Amanda’s daughter, Laura, is the founding core member of the L’Arche Manchester community. In this piece, Amanda reflects on the challenges of caring for a child with a learning disability and how L’Arche has transformed hers, and Laura’s life.

Everyone who meets Laura falls in love with her. You can’t help it. She’s loving, caring, temperamental, moody, hilarious and she’s just a beautiful person all round. She’s got flaws - we all have - but we have a way of voicing our concerns, our worries and our fears. Laura doesn’t.

Laura moving to L’Arche came at just the right time because our relationship was falling apart at the seams. I wasn’t coping. My health was deteriorating physically and mentally. We just weren’t getting on at all. The plan was always that Laura would go into supported living when she left college, but it got to the point where we needed to find somewhere sooner.

Laura was attending a special college. She had a love/hate relationship with it, so trying to get her there in the morning was tough. She was an adult, adult sized, so if she didn’t want to get dressed, she wasn’t getting dressed. You couldn’t force her to get dressed. It was things like that. Getting her dressed, eating breakfast, getting her to get up off a chair, out of the door and onto the bus. It was impossible. I physically couldn’t do it. So then I couldn’t go to work and I would have to find a child minder at two minutes’ notice. The pressure of that was immense. 

Laura’s social worker told me about L’Arche. I had never heard of it. When I found out that the assistants lived there and that it was a community, that’s what sold it to me.

Laura absolutely loved L’Arche from the beginning. She went for her first sleepover and that was it, she didn’t come home again. They weren’t even ready for her. She wasn’t supposed to have gone like that, but she decided that she wasn’t coming home. It killed me because I wasn’t expecting it. I knew it was coming, but I didn’t expect it to be that quick. When Laura first left I fell to pieces, purely because the role I had for twenty two years had been pulled from under my feet. I was completely lost, it was a horrible feeling. 

I had been so used to doing everything on my own. Getting her into college and school, and fighting for transport to get her there, it was all me. So once she was in L’Arche and that was handed over it felt like a weight had been lifted. It was time for me to enjoy my life. Before I could only work part-time on a zero hours’ contract. Now I can work full-time on a full-time contract. I can go on holiday when I want to - not that I have many - but the option is there. I can go out in the evenings instead of being a prisoner. Knowing that I can do something if I want to, it’s a feeling of release.

Laura’s always been funny, but she’s become even funnier since coming to L’Arche. She’s grown in confidence in her abilities. I’m really glad of that. That’s exactly the reason why I didn’t want her to stay at home with me for the rest of her life. I always said she needed to move on and live without me supporting her full-time.

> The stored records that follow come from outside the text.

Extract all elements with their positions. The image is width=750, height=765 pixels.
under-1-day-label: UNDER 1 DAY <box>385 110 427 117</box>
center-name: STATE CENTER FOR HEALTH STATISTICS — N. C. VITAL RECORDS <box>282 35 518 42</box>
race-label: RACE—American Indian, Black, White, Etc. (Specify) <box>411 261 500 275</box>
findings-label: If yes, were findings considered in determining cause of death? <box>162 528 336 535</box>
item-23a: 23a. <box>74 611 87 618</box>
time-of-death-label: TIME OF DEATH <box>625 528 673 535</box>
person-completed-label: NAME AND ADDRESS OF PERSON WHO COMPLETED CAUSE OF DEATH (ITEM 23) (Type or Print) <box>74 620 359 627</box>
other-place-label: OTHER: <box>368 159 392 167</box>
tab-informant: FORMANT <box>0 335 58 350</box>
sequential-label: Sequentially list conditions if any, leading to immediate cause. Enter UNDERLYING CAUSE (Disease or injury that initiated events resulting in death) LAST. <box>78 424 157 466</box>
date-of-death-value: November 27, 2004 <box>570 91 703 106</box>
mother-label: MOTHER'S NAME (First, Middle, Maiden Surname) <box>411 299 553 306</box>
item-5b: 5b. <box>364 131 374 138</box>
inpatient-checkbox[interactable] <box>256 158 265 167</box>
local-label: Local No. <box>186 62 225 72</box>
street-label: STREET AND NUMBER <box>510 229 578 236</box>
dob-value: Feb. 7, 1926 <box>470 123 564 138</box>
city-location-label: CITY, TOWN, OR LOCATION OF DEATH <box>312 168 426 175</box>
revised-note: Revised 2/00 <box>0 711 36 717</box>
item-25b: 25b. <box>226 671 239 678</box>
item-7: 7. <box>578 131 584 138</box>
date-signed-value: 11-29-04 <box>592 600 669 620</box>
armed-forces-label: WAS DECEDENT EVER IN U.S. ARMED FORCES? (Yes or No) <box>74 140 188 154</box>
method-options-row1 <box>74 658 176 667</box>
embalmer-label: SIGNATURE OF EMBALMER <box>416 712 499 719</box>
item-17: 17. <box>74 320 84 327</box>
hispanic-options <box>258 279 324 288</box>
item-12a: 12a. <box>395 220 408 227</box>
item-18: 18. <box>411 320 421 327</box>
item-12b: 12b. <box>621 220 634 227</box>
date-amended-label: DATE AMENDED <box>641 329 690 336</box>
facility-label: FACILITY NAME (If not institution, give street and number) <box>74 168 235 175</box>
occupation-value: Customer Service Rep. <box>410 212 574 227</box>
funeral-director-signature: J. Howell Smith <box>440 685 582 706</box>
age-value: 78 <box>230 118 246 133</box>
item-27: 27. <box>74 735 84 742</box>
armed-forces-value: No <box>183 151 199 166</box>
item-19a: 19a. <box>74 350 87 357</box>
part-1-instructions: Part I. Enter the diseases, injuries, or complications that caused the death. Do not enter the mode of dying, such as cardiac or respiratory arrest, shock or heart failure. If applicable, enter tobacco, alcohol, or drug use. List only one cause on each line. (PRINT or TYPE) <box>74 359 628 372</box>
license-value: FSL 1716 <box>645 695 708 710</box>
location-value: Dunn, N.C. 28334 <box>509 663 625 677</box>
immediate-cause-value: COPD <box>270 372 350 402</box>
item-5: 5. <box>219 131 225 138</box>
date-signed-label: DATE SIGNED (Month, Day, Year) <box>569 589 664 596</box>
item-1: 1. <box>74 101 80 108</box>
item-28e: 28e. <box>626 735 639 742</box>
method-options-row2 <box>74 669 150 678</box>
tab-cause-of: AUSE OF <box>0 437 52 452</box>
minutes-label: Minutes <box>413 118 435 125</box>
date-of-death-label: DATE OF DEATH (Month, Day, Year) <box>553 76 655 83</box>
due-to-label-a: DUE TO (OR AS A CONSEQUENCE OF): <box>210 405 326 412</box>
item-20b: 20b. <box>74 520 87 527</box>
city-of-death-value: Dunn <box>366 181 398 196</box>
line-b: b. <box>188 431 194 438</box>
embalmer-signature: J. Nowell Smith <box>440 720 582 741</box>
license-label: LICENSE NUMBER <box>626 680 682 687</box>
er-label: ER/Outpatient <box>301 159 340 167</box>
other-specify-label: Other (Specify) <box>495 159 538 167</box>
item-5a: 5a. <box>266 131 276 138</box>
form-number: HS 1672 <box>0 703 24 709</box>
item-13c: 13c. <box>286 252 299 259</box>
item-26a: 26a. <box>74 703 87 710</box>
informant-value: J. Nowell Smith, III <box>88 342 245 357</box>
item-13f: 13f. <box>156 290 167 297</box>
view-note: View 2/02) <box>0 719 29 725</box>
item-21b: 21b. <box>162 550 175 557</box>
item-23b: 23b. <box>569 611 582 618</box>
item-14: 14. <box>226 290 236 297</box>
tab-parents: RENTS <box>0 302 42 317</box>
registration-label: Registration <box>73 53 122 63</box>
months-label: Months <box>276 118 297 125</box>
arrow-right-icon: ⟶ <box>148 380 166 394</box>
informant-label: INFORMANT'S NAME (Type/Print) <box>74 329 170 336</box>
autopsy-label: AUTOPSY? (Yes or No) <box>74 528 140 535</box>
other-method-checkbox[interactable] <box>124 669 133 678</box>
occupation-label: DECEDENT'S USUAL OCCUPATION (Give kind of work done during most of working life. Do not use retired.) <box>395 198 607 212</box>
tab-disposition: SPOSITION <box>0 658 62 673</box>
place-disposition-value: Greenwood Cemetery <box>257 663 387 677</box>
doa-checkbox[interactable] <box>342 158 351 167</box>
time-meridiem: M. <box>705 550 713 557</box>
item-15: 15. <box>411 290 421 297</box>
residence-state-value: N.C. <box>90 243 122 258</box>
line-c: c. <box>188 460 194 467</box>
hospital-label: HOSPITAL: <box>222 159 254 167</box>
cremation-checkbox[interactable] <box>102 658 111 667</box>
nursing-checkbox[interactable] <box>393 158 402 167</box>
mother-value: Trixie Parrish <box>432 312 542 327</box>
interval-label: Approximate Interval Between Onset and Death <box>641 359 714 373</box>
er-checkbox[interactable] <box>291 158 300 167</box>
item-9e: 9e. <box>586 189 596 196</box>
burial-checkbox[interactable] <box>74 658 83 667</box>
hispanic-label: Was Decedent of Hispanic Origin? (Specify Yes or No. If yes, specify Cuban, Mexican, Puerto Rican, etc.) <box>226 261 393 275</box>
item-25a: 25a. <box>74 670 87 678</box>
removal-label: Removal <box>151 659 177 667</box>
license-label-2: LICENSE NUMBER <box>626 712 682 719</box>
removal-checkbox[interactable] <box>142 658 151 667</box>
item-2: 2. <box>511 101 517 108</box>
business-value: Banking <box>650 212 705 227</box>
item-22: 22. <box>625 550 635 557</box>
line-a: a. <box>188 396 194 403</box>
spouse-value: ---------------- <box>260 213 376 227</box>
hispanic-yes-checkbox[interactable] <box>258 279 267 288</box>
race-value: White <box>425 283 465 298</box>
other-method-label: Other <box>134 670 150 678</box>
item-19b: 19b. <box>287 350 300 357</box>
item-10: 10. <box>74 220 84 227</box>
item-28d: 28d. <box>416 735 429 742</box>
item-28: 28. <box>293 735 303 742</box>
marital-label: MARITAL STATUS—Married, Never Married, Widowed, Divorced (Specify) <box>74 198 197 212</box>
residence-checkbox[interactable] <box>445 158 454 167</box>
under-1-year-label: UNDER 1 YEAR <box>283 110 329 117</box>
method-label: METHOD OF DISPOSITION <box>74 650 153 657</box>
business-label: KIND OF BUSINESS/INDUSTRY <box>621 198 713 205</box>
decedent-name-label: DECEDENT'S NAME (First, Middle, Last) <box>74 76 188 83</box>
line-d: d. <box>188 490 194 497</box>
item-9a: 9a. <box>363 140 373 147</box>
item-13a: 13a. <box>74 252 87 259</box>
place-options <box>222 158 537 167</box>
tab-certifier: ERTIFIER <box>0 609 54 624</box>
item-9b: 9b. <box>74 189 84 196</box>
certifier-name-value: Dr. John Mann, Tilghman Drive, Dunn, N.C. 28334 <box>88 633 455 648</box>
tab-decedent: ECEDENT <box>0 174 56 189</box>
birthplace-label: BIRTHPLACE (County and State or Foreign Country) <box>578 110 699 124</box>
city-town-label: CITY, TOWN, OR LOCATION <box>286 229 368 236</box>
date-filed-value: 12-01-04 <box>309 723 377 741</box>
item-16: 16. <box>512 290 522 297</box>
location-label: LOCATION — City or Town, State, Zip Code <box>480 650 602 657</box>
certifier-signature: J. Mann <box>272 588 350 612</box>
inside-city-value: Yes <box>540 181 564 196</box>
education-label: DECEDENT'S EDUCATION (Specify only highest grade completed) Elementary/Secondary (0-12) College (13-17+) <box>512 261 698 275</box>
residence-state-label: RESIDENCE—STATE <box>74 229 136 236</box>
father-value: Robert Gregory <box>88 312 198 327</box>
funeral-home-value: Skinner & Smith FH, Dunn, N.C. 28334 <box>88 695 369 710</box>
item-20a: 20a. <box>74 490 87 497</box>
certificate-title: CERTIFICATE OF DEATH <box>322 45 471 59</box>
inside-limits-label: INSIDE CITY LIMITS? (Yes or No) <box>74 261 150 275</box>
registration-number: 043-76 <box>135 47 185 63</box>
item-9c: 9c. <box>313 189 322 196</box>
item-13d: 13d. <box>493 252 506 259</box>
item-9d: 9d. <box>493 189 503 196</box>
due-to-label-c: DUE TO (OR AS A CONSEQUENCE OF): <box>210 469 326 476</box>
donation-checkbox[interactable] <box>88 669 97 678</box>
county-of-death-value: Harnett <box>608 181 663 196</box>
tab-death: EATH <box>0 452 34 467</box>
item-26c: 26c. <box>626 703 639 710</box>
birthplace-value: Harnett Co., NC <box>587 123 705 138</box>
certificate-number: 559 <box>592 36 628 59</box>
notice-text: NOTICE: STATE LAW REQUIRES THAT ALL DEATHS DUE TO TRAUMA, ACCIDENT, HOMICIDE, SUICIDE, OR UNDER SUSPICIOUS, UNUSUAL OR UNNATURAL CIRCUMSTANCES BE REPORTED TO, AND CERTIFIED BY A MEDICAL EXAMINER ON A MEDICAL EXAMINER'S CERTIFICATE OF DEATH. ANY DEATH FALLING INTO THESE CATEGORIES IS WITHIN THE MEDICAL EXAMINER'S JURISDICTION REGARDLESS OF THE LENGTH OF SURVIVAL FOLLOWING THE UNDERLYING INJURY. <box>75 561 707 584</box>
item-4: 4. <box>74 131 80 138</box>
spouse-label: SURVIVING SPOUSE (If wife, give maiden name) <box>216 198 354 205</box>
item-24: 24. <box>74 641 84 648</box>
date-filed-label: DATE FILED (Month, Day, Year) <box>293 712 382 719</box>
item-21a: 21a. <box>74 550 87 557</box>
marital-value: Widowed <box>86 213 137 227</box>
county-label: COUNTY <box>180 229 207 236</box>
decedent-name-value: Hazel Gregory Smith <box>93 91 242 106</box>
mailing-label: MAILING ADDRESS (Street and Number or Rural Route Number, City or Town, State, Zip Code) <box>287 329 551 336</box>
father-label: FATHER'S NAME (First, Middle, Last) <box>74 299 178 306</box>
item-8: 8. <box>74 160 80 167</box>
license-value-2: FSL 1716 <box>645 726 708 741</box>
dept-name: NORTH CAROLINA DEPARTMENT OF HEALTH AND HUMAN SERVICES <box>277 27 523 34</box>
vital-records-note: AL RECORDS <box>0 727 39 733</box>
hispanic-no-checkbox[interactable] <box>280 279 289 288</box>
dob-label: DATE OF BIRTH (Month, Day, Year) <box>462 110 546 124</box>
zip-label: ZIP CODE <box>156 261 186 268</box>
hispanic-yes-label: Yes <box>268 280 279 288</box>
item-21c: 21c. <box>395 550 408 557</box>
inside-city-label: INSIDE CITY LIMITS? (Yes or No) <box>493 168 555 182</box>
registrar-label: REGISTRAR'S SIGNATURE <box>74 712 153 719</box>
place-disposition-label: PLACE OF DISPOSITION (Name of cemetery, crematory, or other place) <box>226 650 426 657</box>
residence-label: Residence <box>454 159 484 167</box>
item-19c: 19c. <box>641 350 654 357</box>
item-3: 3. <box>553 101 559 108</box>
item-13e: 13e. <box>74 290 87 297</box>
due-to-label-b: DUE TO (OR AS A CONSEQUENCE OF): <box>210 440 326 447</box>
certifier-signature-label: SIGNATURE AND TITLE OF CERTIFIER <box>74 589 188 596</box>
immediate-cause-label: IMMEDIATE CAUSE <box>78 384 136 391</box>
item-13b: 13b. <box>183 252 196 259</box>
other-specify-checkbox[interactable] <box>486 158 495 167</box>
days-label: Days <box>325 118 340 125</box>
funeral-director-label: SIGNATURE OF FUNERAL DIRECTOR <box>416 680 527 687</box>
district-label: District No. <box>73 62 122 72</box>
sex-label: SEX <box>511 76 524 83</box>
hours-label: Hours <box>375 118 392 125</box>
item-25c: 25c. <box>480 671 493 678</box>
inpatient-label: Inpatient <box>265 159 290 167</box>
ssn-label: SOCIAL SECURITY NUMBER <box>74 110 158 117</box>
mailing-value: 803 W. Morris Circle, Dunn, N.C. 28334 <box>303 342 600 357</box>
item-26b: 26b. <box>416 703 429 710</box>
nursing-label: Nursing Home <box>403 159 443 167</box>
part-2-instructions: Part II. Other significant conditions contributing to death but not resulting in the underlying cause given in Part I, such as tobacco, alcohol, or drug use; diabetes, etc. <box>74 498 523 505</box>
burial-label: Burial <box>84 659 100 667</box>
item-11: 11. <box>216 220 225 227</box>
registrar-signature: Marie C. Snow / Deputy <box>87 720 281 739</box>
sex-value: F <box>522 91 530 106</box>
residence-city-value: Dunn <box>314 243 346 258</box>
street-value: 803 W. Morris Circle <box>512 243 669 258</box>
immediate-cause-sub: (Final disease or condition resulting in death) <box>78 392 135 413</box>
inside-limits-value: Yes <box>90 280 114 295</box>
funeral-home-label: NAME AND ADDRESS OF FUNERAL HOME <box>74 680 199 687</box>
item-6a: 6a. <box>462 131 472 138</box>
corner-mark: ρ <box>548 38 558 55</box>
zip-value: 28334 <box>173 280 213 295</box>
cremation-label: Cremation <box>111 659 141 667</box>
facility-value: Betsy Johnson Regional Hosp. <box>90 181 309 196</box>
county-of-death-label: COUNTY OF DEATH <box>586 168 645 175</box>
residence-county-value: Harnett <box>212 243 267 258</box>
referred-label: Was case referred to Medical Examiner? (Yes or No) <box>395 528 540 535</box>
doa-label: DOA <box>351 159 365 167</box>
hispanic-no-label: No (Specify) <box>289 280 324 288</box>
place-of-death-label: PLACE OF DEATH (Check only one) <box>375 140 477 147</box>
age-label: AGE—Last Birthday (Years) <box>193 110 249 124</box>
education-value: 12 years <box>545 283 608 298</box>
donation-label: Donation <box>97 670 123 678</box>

At L’Arche you have that continuity of care, which people with learning disabilities need. Because everybody lives together you get to know everyone’s foibles and quirks, and you love each other even more. I don’t see L’Arche as a service provider; I see it now as my extended family. That’s what I tell everyone. I’ve adopted this big family. It’s great because I’ve only got a little family. All of a sudden there are all these lovely people who love Laura. Its great – the best thing we ever did.

I really think that people with learning disabilities should be offered the opportunity to live in communities like L’Arche. It doesn’t just help people with learning disabilities. It helps non-disabled people as well. You become more rounded as a person and much less judgemental.

I would love for Laura to stay where she is and to blossom, and grow, even more. Who knows, maybe one day she might live in an annex next door and when she needs somebody she can knock - you wouldn’t get any sleep, would you! She’s surprised me so far with what she can do, so who’s to say that couldn’t happen. Either way, I’m happy.